A visit to the state archive Research Center was at the top of my Salt Lake City ToDo List during RootsTech week, but it was tough to take time out to meet that goal.
First, there was the ever-present pull of the Family History Center and RootsTech itself. Then, there were the informal meet-ups where new research strategies were brought out for consideration. Finally, it was COLD for a Californian to be out there walking away from the hub of activity.
I was running out of time by the time I headed toward the glowing railroad depot sign at the end of the street. I only glanced at the Archive address, noting “Located within the historic Denver & Rio Grande Depot.”
Anyone who attended RootsTech or has walked up and down West South Temple Street (in front of the Radisson) has surely noticed the glowing Union Pacific sign that anchors the end of the street. I incorrectly assumed train = train and headed toward the giant logo. It was a nice walk, although I did end up at the Gateway Mall and the only Depot I found was a nightclub.
Nice Sign, Wrong Place
The historic Union Pacific Depot has been renovated and is now a center for shopping, dining, and entertainment. I needed to be at the Denver & Rio Grande Depot, about a half mile south of the UP Depot.
If you’d like to visit the Utah State Archives and are staying near the Family History Center, I suggest you take the Trax light rail which stops not far from the Archives on West 200 South.
The historic Denver & Rio Grande Depot is home to the Utah State Archives and a local favorite, the Rio Grande Café. I savored both.
Home of the Utah State Archives and Research Center
Depot interior hosts photo and art exhibits.

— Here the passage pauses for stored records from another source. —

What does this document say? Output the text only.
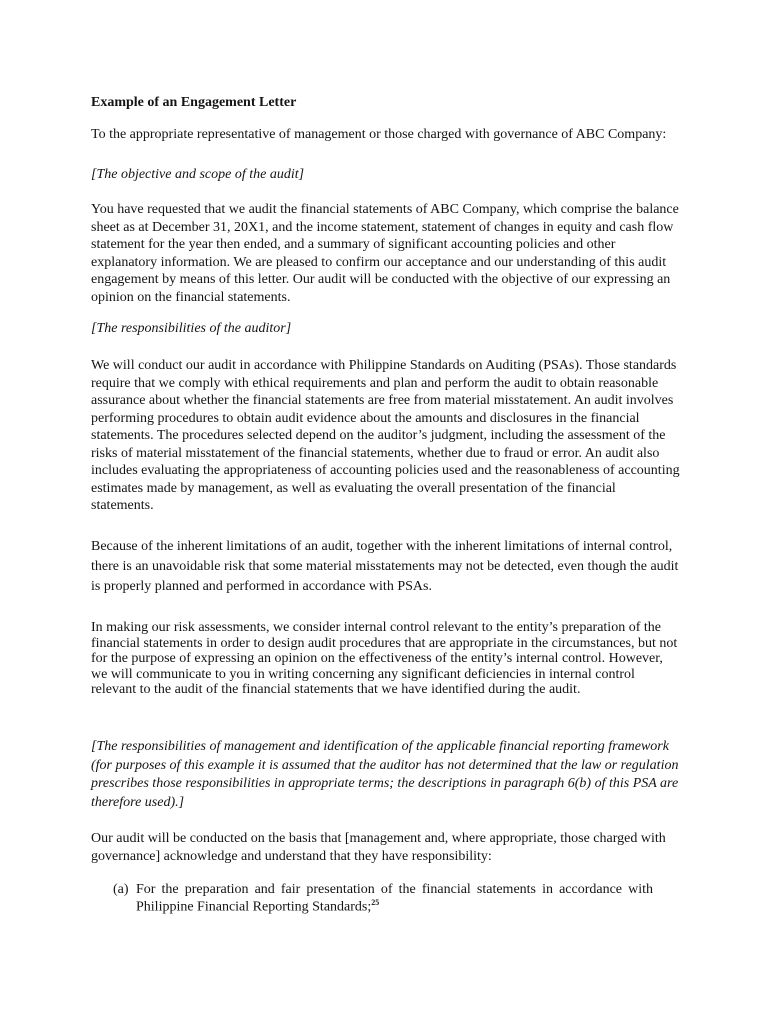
Example of an Engagement Letter

To the appropriate representative of management or those charged with governance of ABC Company:

[The objective and scope of the audit]

You have requested that we audit the financial statements of ABC Company, which comprise the balance sheet as at December 31, 20X1, and the income statement, statement of changes in equity and cash flow statement for the year then ended, and a summary of significant accounting policies and other explanatory information. We are pleased to confirm our acceptance and our understanding of this audit engagement by means of this letter. Our audit will be conducted with the objective of our expressing an opinion on the financial statements.

[The responsibilities of the auditor]

We will conduct our audit in accordance with Philippine Standards on Auditing (PSAs). Those standards require that we comply with ethical requirements and plan and perform the audit to obtain reasonable assurance about whether the financial statements are free from material misstatement. An audit involves performing procedures to obtain audit evidence about the amounts and disclosures in the financial statements. The procedures selected depend on the auditor’s judgment, including the assessment of the risks of material misstatement of the financial statements, whether due to fraud or error. An audit also includes evaluating the appropriateness of accounting policies used and the reasonableness of accounting estimates made by management, as well as evaluating the overall presentation of the financial statements.

Because of the inherent limitations of an audit, together with the inherent limitations of internal control, there is an unavoidable risk that some material misstatements may not be detected, even though the audit is properly planned and performed in accordance with PSAs.

In making our risk assessments, we consider internal control relevant to the entity’s preparation of the financial statements in order to design audit procedures that are appropriate in the circumstances, but not for the purpose of expressing an opinion on the effectiveness of the entity’s internal control. However, we will communicate to you in writing concerning any significant deficiencies in internal control relevant to the audit of the financial statements that we have identified during the audit.

[The responsibilities of management and identification of the applicable financial reporting framework (for purposes of this example it is assumed that the auditor has not determined that the law or regulation prescribes those responsibilities in appropriate terms; the descriptions in paragraph 6(b) of this PSA are therefore used).]

Our audit will be conducted on the basis that [management and, where appropriate, those charged with governance] acknowledge and understand that they have responsibility:

(a) For the preparation and fair presentation of the financial statements in accordance with Philippine Financial Reporting Standards;$^{25}$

My goal at the Research Center was to examine directories for the years my grandmother lived in Salt Lake City and to see if I could find any other records for her during that time. I may have been hasty with the Archives address, but I did spend some time with the website searching the online databases.
The Research Center holds records in two distinct divisions:
Utah State History – manuscripts, photographs, books, and maps about Utah and the West
Utah State Archives – historic state and local government records in Utah, from 1850 to today (including vital records, divorces, naturalizations, and more)
The online collection also includes an extensive photograph collection that I plan to look at more carefully from home.
I was able to search online and find several records I wanted to personally examine: the divorce case between Arline and Albert Edwards, and an unexpected file for Albert Edwards for housebreaking in 1898.
The Archives staff was extremely helpful in locating the records, especially when it became obvious that the divorce papers didn’t seem to be on the indexed microfilm roll. Instead, my record was one of several that were poorly filmed. The archivist recalled that someone had been in last week also looking for files on that roll; they were located in the original hardcopy form in one of six boxes retained by the Archives and still available from the previous researcher. What luck! He brought me the box in a few minutes and I was soon photocopying the original court filing.
The Archives will allow photocopying, but not photography. They also offer research services if you are unable to come to the center in person.
The Research Center is open Monday through Friday, 9am to 4pm, and located in the historic Denver and Rio Grande Depot at 300 S. Rio Grande Street. It ‘s a lovely walk from the Family History Center.
View walking out of the Research Center toward
the snowy mountains, probably hasn’t changed much
since my grandmother’s time in 1917.